My son, David, taking part in the Cyclone event in Northumberland. It’s a family event of three levels ( approx 30, 60 and 100 miles) setting off from, and finishing at, Kingston Park rugby ground, Newcastle. The background is taken from other sources. Below is the progress of the painting in stages. Had I not got the face right I would have abandoned the whole thing but, happily, it is a reasonable likeness so I continued. Actually, I wished I’d stopped it before adding the background. It made quite a pleasing illustration. I was not happy with the crowd’s faces but once the painting was finished, I added some shade and subtltey with coloured pencils. I think the difference can be seen between the last one in the series and the finished painting. Phew, saved it!
For our grandson, Jamie, on his 7th birthday, it had to be a Thomas and Friends-related theme. This is it.
The card shows an incident in one of Jamie’s favourite episodes, when Thomas crashes through the window of the stationmaster’s cottage, just as his family are having breakfast. I’ve replaced his family for mine (badly) with, from left to right, mammy, me, Jamie and nana.
It really helped to use a good watercolour paper. It can be bent into position and it will retain its shape. It worked especially well for the bricks and curtains, and it was strong enough for the figures.
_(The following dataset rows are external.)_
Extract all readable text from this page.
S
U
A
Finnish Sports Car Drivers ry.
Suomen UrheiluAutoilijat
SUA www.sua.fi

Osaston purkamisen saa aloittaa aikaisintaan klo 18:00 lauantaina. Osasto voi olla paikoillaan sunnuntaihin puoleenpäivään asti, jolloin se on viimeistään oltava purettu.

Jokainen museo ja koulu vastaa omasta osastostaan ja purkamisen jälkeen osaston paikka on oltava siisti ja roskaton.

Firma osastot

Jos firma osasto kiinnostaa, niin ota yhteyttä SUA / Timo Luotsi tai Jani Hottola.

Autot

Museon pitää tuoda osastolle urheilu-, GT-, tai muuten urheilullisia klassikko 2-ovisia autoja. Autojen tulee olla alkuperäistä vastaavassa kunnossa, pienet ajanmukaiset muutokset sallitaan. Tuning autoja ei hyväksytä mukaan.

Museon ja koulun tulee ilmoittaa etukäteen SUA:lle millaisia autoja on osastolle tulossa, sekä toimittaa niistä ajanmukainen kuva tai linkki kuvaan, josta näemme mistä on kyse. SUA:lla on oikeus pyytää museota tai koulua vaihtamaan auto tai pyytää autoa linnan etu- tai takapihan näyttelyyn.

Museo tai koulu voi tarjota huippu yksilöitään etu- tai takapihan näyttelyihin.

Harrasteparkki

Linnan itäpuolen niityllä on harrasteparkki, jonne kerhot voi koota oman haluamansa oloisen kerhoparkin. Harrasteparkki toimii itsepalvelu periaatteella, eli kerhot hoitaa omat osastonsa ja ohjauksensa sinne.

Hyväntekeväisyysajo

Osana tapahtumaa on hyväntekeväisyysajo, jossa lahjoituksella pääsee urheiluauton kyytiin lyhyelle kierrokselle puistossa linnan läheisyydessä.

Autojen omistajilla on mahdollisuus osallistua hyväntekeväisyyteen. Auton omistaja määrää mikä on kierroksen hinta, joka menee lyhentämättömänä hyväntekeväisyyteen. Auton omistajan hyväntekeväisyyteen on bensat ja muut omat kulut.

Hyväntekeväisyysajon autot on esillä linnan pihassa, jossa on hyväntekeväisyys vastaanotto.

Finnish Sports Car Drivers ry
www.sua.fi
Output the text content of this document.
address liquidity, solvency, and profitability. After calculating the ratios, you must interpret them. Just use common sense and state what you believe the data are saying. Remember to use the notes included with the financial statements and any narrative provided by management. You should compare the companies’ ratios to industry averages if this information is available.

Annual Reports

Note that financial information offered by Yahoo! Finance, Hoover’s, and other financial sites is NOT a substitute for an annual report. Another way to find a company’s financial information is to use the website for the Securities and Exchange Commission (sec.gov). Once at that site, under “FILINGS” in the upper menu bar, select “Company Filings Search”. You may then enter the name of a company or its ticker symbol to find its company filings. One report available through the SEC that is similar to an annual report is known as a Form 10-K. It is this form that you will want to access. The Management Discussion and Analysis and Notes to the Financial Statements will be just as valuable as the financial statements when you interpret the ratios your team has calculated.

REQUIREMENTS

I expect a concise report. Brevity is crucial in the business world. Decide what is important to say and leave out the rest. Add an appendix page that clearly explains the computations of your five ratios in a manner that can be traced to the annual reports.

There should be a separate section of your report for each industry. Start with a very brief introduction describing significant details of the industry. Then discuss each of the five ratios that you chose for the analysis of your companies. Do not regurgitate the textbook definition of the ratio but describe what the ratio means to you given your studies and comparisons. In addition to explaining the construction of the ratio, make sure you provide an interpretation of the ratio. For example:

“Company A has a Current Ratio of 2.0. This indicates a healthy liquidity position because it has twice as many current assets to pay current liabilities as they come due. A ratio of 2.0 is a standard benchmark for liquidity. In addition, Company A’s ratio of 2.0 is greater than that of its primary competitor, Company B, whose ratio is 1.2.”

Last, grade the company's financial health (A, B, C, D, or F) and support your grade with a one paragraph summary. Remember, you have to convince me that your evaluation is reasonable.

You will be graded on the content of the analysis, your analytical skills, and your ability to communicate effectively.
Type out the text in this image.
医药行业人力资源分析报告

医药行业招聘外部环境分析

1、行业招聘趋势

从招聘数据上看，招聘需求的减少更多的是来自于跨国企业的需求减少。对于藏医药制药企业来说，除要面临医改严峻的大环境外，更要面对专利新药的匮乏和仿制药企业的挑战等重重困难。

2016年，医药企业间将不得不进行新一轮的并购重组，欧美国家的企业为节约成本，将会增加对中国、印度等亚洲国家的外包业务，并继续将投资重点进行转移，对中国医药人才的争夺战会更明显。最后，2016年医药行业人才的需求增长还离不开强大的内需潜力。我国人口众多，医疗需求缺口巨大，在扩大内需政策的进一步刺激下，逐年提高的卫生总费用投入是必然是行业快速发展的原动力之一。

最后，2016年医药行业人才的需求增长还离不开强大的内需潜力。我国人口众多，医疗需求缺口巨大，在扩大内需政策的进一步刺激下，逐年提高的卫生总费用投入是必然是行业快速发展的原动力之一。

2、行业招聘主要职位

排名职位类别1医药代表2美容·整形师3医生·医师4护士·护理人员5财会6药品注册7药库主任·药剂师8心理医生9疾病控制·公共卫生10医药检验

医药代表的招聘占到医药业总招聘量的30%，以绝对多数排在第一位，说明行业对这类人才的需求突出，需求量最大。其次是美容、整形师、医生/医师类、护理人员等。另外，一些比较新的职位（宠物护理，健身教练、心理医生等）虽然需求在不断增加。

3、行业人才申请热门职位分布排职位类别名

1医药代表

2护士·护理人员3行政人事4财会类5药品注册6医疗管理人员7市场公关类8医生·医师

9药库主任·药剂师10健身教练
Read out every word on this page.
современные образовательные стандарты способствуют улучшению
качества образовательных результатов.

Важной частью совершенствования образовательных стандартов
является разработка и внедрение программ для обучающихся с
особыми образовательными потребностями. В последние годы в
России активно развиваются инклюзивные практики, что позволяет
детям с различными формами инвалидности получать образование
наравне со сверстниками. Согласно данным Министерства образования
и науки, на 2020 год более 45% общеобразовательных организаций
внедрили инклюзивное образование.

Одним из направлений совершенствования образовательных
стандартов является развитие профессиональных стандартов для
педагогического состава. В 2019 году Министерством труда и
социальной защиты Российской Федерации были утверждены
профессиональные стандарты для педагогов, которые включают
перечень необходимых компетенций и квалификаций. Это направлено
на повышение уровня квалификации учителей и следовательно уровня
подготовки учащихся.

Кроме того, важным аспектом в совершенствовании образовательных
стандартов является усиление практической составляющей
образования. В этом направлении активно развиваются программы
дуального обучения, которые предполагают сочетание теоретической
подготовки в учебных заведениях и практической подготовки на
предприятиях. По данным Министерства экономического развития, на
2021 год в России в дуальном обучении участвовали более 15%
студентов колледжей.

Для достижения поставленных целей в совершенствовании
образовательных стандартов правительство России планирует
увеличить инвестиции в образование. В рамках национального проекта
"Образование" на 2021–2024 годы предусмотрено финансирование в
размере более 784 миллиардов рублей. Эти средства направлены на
This card had to hold its own in terms of strength because, as you can see, it is not flat-fronted. Thomas himself sticks out and the family sticks out further so it needed to be given (NOT posted) in a box. So, before making it, I found a redundant toiletries box and made the card to fit. The reception it got made it really worth every minute of effort.
For the 47 year old, it’s a birthday card showing our son working from home and showing the highest of standards in his behaviour and deference to his boss. What could be under the surface? Well…
But what about the book cabinet – so work-orientated, and the back room?
I got a long way with this one before abandoning it in the early 80’s. The museum management had turned down two other drawings and so I knew this one wasn’t going to get anywhere. I filed it away, having had enough of fine detail drawing. Pleased I kept it. My only reservation is about the foreground mother – perhaps a bit too sour-looking. Oh and maybe, no definitely, the group by the horse. Looks like I still have a bit of work to do. It won’t wait another 30 years, though. Better get on with it.
My grandson, Jamie, loves Thomas and Friends and all related material and programmes. One such programme “Kids Toys Play” centres around a family who play with (promote) related items, and the children receive their train presents in giant papier-mache eggs. Each egg depicts a well-known train from the series, and often its number. That’s what Jamie wanted so I made him one for a birthday. He loved it. I made a Christmas one. Then an Easter one, a Summer one! Here are most of the ones I made.
The joy is the breaking into the egg, usually with an elbow at a weakened point on it, then tearing it apart! And how were the presents put inside? Simple. Once each egg had dried through, and was painted, I turned it over, made four cuts (about 30cm), creating flaps. It weakens the structure so care is needed to slip the gifts inside. Then I glued and taped the flaps back together and left it overnight to dry. Effectively, you need best part of a week to make an egg of three layers, with adequate time for each layer to dry. But, boy is it worth it!